Mme Esther Hartmann (Ve). En lisant ce rapport, les Verts ont, par moments, été un peu étonnés de certains aspects qui ne nous semblaient que très légèrement traités. Nous nous réjouissons de pouvoir demander le renvoi de ce rapport à la commission de la santé, afin que nous puissions demander des précisions et affiner un peu, dans le cadre de cette commission, ce que l'on a cru comprendre entre les lignes.

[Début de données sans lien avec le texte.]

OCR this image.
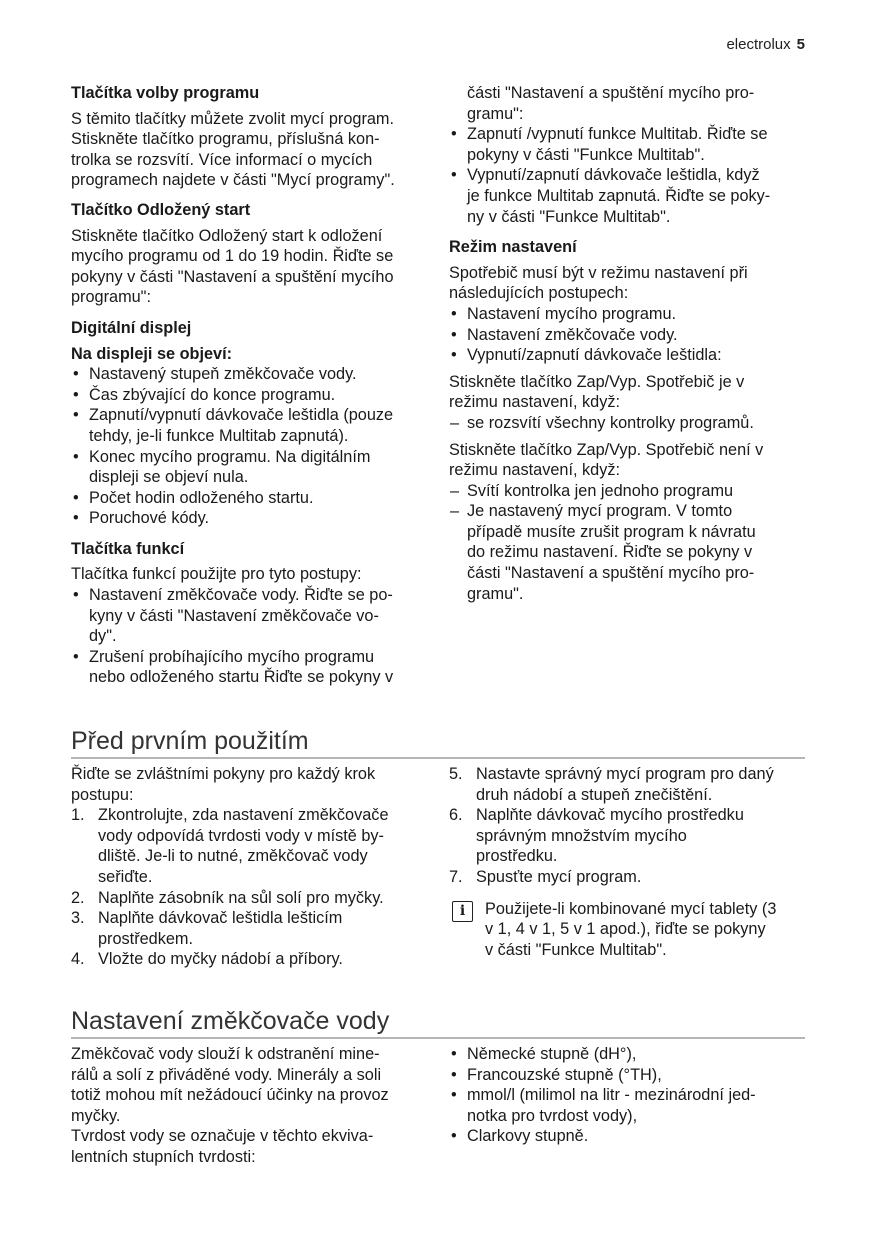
electrolux 5
Tlačítka volby programu
S těmito tlačítky můžete zvolit mycí program.
Stiskněte tlačítko programu, příslušná kon-
trolka se rozsvítí. Více informací o mycích
programech najdete v části "Mycí programy".
Tlačítko Odložený start
Stiskněte tlačítko Odložený start k odložení
mycího programu od 1 do 19 hodin. Řiďte se
pokyny v části "Nastavení a spuštění mycího
programu":
Digitální displej
Na displeji se objeví:
• Nastavený stupeň změkčovače vody.
• Čas zbývající do konce programu.
• Zapnutí/vypnutí dávkovače leštidla (pouze
tehdy, je-li funkce Multitab zapnutá).
• Konec mycího programu. Na digitálním
displeji se objeví nula.
• Počet hodin odloženého startu.
• Poruchové kódy.
Tlačítka funkcí
Tlačítka funkcí použijte pro tyto postupy:
• Nastavení změkčovače vody. Řiďte se po-
kyny v části "Nastavení změkčovače vo-
dy".
• Zrušení probíhajícího mycího programu
nebo odloženého startu Řiďte se pokyny v
části "Nastavení a spuštění mycího pro-
gramu":
• Zapnutí /vypnutí funkce Multitab. Řiďte se
pokyny v části "Funkce Multitab".
• Vypnutí/zapnutí dávkovače leštidla, když
je funkce Multitab zapnutá. Řiďte se poky-
ny v části "Funkce Multitab".
Režim nastavení
Spotřebič musí být v režimu nastavení při
následujících postupech:
• Nastavení mycího programu.
• Nastavení změkčovače vody.
• Vypnutí/zapnutí dávkovače leštidla:
Stiskněte tlačítko Zap/Vyp. Spotřebič je v
režimu nastavení, když:
– se rozsvítí všechny kontrolky programů.
Stiskněte tlačítko Zap/Vyp. Spotřebič není v
režimu nastavení, když:
– Svítí kontrolka jen jednoho programu
– Je nastavený mycí program. V tomto
případě musíte zrušit program k návratu
do režimu nastavení. Řiďte se pokyny v
části "Nastavení a spuštění mycího pro-
gramu".
Před prvním použitím
Řiďte se zvláštními pokyny pro každý krok
postupu:
1. Zkontrolujte, zda nastavení změkčovače
vody odpovídá tvrdosti vody v místě by-
dliště. Je-li to nutné, změkčovač vody
seřiďte.
2. Naplňte zásobník na sůl solí pro myčky.
3. Naplňte dávkovač leštidla lešticím
prostředkem.
4. Vložte do myčky nádobí a příbory.
5. Nastavte správný mycí program pro daný
druh nádobí a stupeň znečištění.
6. Naplňte dávkovač mycího prostředku
správným množstvím mycího
prostředku.
7. Spusťte mycí program.
i	Použijete-li kombinované mycí tablety (3
v 1, 4 v 1, 5 v 1 apod.), řiďte se pokyny
v části "Funkce Multitab".
Nastavení změkčovače vody
Změkčovač vody slouží k odstranění mine-
rálů a solí z přiváděné vody. Minerály a soli
totiž mohou mít nežádoucí účinky na provoz
myčky.
Tvrdost vody se označuje v těchto ekviva-
lentních stupních tvrdosti:
• Německé stupně (dH°),
• Francouzské stupně (°TH),
• mmol/l (milimol na litr - mezinárodní jed-
notka pro tvrdost vody),
• Clarkovy stupně.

M. Bertrand Buchs (PDC). Le groupe démocrate-chrétien va appuyer la demande de renvoi à la commission de la santé. Je crois que ce qui a été dit par les différents députés est juste. Le problème qui se pose est celui de l'utilité de cette commission. Il faut que cette dernière soit vraiment utile pour les gens qui y ont recours. On se rend compte dans la pratique quotidienne - dans notre profession de médecin - que, souvent, on ne voit pas l'utilité de cette commission. Les gens qui y travaillent le font probablement très bien, mais, pour les patients qui y font recours, on ne voit pas cette utilité, on ne se rend pas compte. C'est tellement opaque que l'on a tendance à ne plus dire aux gens de faire recours auprès de la commission, parce qu'on se demande à quoi elle sert. Il est donc très important qu'une discussion ait lieu en commission et que l'on revienne ici, devant le plénum, pour avoir un débat sur l'utilité d'une commission.

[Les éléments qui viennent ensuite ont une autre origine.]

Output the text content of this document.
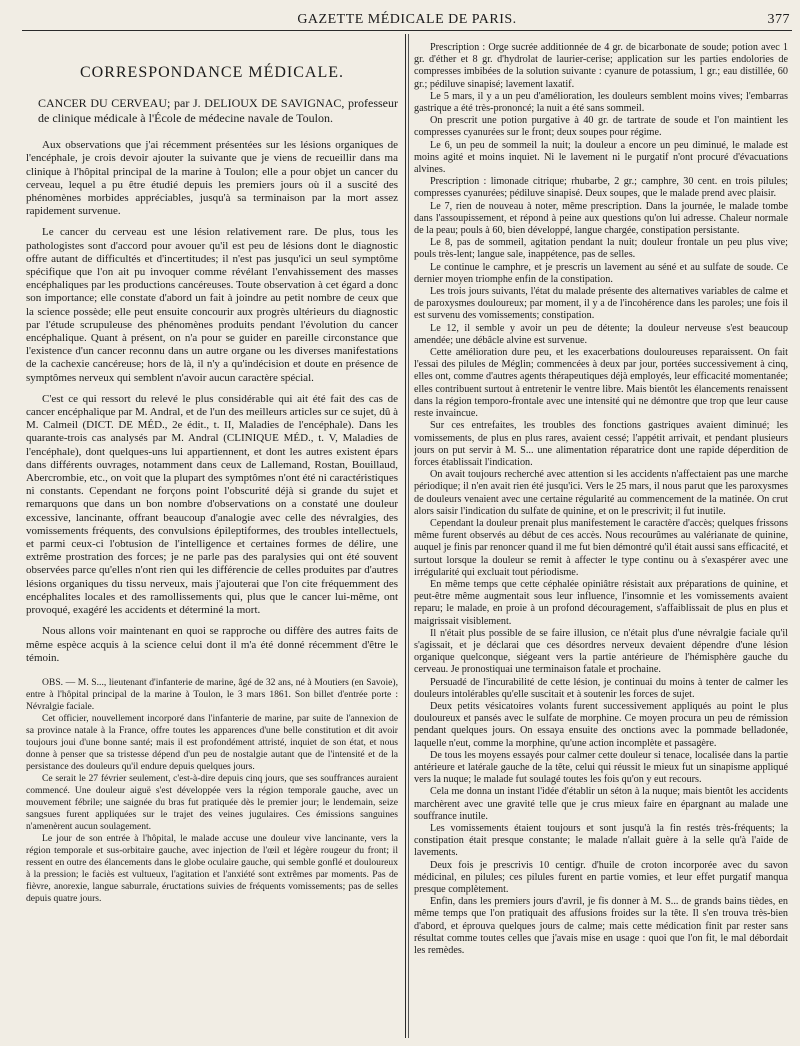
GAZETTE MÉDICALE DE PARIS.	377
CORRESPONDANCE MÉDICALE.

CANCER DU CERVEAU; par J. DELIOUX DE SAVIGNAC, professeur de clinique médicale à l'École de médecine navale de Toulon.

Aux observations que j'ai récemment présentées sur les lésions organiques de l'encéphale, je crois devoir ajouter la suivante que je viens de recueillir dans ma clinique à l'hôpital principal de la marine à Toulon; elle a pour objet un cancer du cerveau, lequel a pu être étudié depuis les premiers jours où il a suscité des phénomènes morbides appréciables, jusqu'à sa terminaison par la mort assez rapidement survenue.

Le cancer du cerveau est une lésion relativement rare. De plus, tous les pathologistes sont d'accord pour avouer qu'il est peu de lésions dont le diagnostic offre autant de difficultés et d'incertitudes; il n'est pas jusqu'ici un seul symptôme spécifique que l'on ait pu invoquer comme révélant l'envahissement des masses encéphaliques par les productions cancéreuses. Toute observation à cet égard a donc son importance; elle constate d'abord un fait à joindre au petit nombre de ceux que la science possède; elle peut ensuite concourir aux progrès ultérieurs du diagnostic par l'étude scrupuleuse des phénomènes produits pendant l'évolution du cancer encéphalique. Quant à présent, on n'a pour se guider en pareille circonstance que l'existence d'un cancer reconnu dans un autre organe ou les diverses manifestations de la cachexie cancéreuse; hors de là, il n'y a qu'indécision et doute en présence de symptômes nerveux qui semblent n'avoir aucun caractère spécial.

C'est ce qui ressort du relevé le plus considérable qui ait été fait des cas de cancer encéphalique par M. Andral, et de l'un des meilleurs articles sur ce sujet, dû à M. Calmeil (DICT. DE MÉD., 2e édit., t. II, Maladies de l'encéphale). Dans les quarante-trois cas analysés par M. Andral (CLINIQUE MÉD., t. V, Maladies de l'encéphale), dont quelques-uns lui appartiennent, et dont les autres existent épars dans différents ouvrages, notamment dans ceux de Lallemand, Rostan, Bouillaud, Abercrombie, etc., on voit que la plupart des symptômes n'ont été ni caractéristiques ni constants. Cependant ne forçons point l'obscurité déjà si grande du sujet et remarquons que dans un bon nombre d'observations on a constaté une douleur excessive, lancinante, offrant beaucoup d'analogie avec celle des névralgies, des vomissements fréquents, des convulsions épileptiformes, des troubles intellectuels, et parmi ceux-ci l'obtusion de l'intelligence et certaines formes de délire, une extrême prostration des forces; je ne parle pas des paralysies qui ont été souvent observées parce qu'elles n'ont rien qui les différencie de celles produites par d'autres lésions organiques du tissu nerveux, mais j'ajouterai que l'on cite fréquemment des encéphalites locales et des ramollissements qui, plus que le cancer lui-même, ont provoqué, exagéré les accidents et déterminé la mort.

Nous allons voir maintenant en quoi se rapproche ou diffère des autres faits de même espèce acquis à la science celui dont il m'a été donné récemment d'être le témoin.

OBS. — M. S..., lieutenant d'infanterie de marine, âgé de 32 ans, né à Moutiers (en Savoie), entre à l'hôpital principal de la marine à Toulon, le 3 mars 1861. Son billet d'entrée porte : Névralgie faciale.

Cet officier, nouvellement incorporé dans l'infanterie de marine, par suite de l'annexion de sa province natale à la France, offre toutes les apparences d'une belle constitution et dit avoir toujours joui d'une bonne santé; mais il est profondément attristé, inquiet de son état, et nous donne à penser que sa tristesse dépend d'un peu de nostalgie autant que de l'intensité et de la persistance des douleurs qu'il endure depuis quelques jours.

Ce serait le 27 février seulement, c'est-à-dire depuis cinq jours, que ses souffrances auraient commencé. Une douleur aiguë s'est développée vers la région temporale gauche, avec un mouvement fébrile; une saignée du bras fut pratiquée dès le premier jour; le lendemain, seize sangsues furent appliquées sur le trajet des veines jugulaires. Ces émissions sanguines n'amenèrent aucun soulagement.

Le jour de son entrée à l'hôpital, le malade accuse une douleur vive lancinante, vers la région temporale et sus-orbitaire gauche, avec injection de l'œil et légère rougeur du front; il ressent en outre des élancements dans le globe oculaire gauche, qui semble gonflé et douloureux à la pression; le faciès est vultueux, l'agitation et l'anxiété sont extrêmes par moments. Pas de fièvre, anorexie, langue saburrale, éructations suivies de fréquents vomissements; pas de selles depuis quatre jours.

Prescription : Orge sucrée additionnée de 4 gr. de bicarbonate de soude; potion avec 1 gr. d'éther et 8 gr. d'hydrolat de laurier-cerise; application sur les parties endolories de compresses imbibées de la solution suivante : cyanure de potassium, 1 gr.; eau distillée, 60 gr.; pédiluve sinapisé; lavement laxatif.

Le 5 mars, il y a un peu d'amélioration, les douleurs semblent moins vives; l'embarras gastrique a été très-prononcé; la nuit a été sans sommeil.

On prescrit une potion purgative à 40 gr. de tartrate de soude et l'on maintient les compresses cyanurées sur le front; deux soupes pour régime.

Le 6, un peu de sommeil la nuit; la douleur a encore un peu diminué, le malade est moins agité et moins inquiet. Ni le lavement ni le purgatif n'ont procuré d'évacuations alvines.

Prescription : limonade citrique; rhubarbe, 2 gr.; camphre, 30 cent. en trois pilules; compresses cyanurées; pédiluve sinapisé. Deux soupes, que le malade prend avec plaisir.

Le 7, rien de nouveau à noter, même prescription. Dans la journée, le malade tombe dans l'assoupissement, et répond à peine aux questions qu'on lui adresse. Chaleur normale de la peau; pouls à 60, bien développé, langue chargée, constipation persistante.

Le 8, pas de sommeil, agitation pendant la nuit; douleur frontale un peu plus vive; pouls très-lent; langue sale, inappétence, pas de selles.

Le continue le camphre, et je prescris un lavement au séné et au sulfate de soude. Ce dernier moyen triomphe enfin de la constipation.

Les trois jours suivants, l'état du malade présente des alternatives variables de calme et de paroxysmes douloureux; par moment, il y a de l'incohérence dans les paroles; une fois il est survenu des vomissements; constipation.

Le 12, il semble y avoir un peu de détente; la douleur nerveuse s'est beaucoup amendée; une débâcle alvine est survenue.

Cette amélioration dure peu, et les exacerbations douloureuses reparaissent. On fait l'essai des pilules de Méglin; commencées à deux par jour, portées successivement à cinq, elles ont, comme d'autres agents thérapeutiques déjà employés, leur efficacité momentanée; elles contribuent surtout à entretenir le ventre libre. Mais bientôt les élancements renaissent dans la région temporo-frontale avec une intensité qui ne démontre que trop que leur cause reste invaincue.

Sur ces entrefaites, les troubles des fonctions gastriques avaient diminué; les vomissements, de plus en plus rares, avaient cessé; l'appétit arrivait, et pendant plusieurs jours on put servir à M. S... une alimentation réparatrice dont une rapide déperdition de forces établissait l'indication.

On avait toujours recherché avec attention si les accidents n'affectaient pas une marche périodique; il n'en avait rien été jusqu'ici. Vers le 25 mars, il nous parut que les paroxysmes de douleurs venaient avec une certaine régularité au commencement de la matinée. On crut alors saisir l'indication du sulfate de quinine, et on le prescrivit; il fut inutile.

Cependant la douleur prenait plus manifestement le caractère d'accès; quelques frissons même furent observés au début de ces accès. Nous recourûmes au valérianate de quinine, auquel je finis par renoncer quand il me fut bien démontré qu'il était aussi sans efficacité, et surtout lorsque la douleur se remit à affecter le type continu ou à s'exaspérer avec une irrégularité qui excluait tout périodisme.

En même temps que cette céphalée opiniâtre résistait aux préparations de quinine, et peut-être même augmentait sous leur influence, l'insomnie et les vomissements avaient reparu; le malade, en proie à un profond découragement, s'affaiblissait de plus en plus et maigrissait visiblement.

Il n'était plus possible de se faire illusion, ce n'était plus d'une névralgie faciale qu'il s'agissait, et je déclarai que ces désordres nerveux devaient dépendre d'une lésion organique quelconque, siégeant vers la partie antérieure de l'hémisphère gauche du cerveau. Je pronostiquai une terminaison fatale et prochaine.

Persuadé de l'incurabilité de cette lésion, je continuai du moins à tenter de calmer les douleurs intolérables qu'elle suscitait et à soutenir les forces de sujet.

Deux petits vésicatoires volants furent successivement appliqués au point le plus douloureux et pansés avec le sulfate de morphine. Ce moyen procura un peu de rémission pendant quelques jours. On essaya ensuite des onctions avec la pommade belladonée, laquelle n'eut, comme la morphine, qu'une action incomplète et passagère.

De tous les moyens essayés pour calmer cette douleur si tenace, localisée dans la partie antérieure et latérale gauche de la tête, celui qui réussit le mieux fut un sinapisme appliqué vers la nuque; le malade fut soulagé toutes les fois qu'on y eut recours.

Cela me donna un instant l'idée d'établir un séton à la nuque; mais bientôt les accidents marchèrent avec une gravité telle que je crus mieux faire en épargnant au malade une souffrance inutile.

Les vomissements étaient toujours et sont jusqu'à la fin restés très-fréquents; la constipation était presque constante; le malade n'allait guère à la selle qu'à l'aide de lavements.

Deux fois je prescrivis 10 centigr. d'huile de croton incorporée avec du savon médicinal, en pilules; ces pilules furent en partie vomies, et leur effet purgatif manqua presque complètement.

Enfin, dans les premiers jours d'avril, je fis donner à M. S... de grands bains tièdes, en même temps que l'on pratiquait des affusions froides sur la tête. Il s'en trouva très-bien d'abord, et éprouva quelques jours de calme; mais cette médication finit par rester sans résultat comme toutes celles que j'avais mise en usage : quoi que l'on fit, le mal débordait les remèdes.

Je rejoins l'idée de la conciliation - cette conciliation doit être faite. Nous la faisons, à l'Association des médecins du canton de Genève, avec la commission de déontologie. Donc, nous faisons cette conciliation. Il est important de pouvoir très rapidement régler les choses, quand il y a des problèmes médicaux, des fautes médicales, des erreurs médicales, des problèmes de traitement. Il faut très rapidement arriver à une solution, or les délais de réponse de la commission sont beaucoup trop longs pour pouvoir présenter une utilité.

Mme Christina Meissner (UDC). Je crois que beaucoup de choses ont été dites sur la nécessité de véritablement prendre en considération les problèmes que peuvent rencontrer les patients et les familles des patients par rapport à des situations extrêmement difficiles qu'ils vivent. Notamment dans des moments qui, quelquefois, arrivent jusqu'à la décision de vie ou de mort. J'ai beaucoup de peine moi-même à parler de ce sujet, parce que je me suis trouvée, dans cette situation, confrontée à devoir, à un moment donné, défendre ma propre mère et voir ma propre mère devoir se défendre. Et ça n'est effectivement pas facile à vivre, je peux vous le garantir.

Je n'en dirai pas davantage, je n'exposerai pas ma vie privée, mais je suis persuadée qu'il est absolument nécessaire de faire la lumière, de prendre en considération le droit des patients, avec tout le sérieux et le besoin d'émotion qui sont indispensables dans ce domaine. Et je salue, comme d'ailleurs tout le groupe UDC, le renvoi de ce rapport en commission.

Une voix. Bravo !

Le président. Merci, Madame la députée. Mesdames et Messieurs, nous nous prononçons maintenant sur le renvoi de ce rapport à la commission de la santé.

Mis aux voix, le renvoi du rapport du Conseil d'Etat RD 882 à la commission de la santé est adopté par 70 oui et 1 abstention.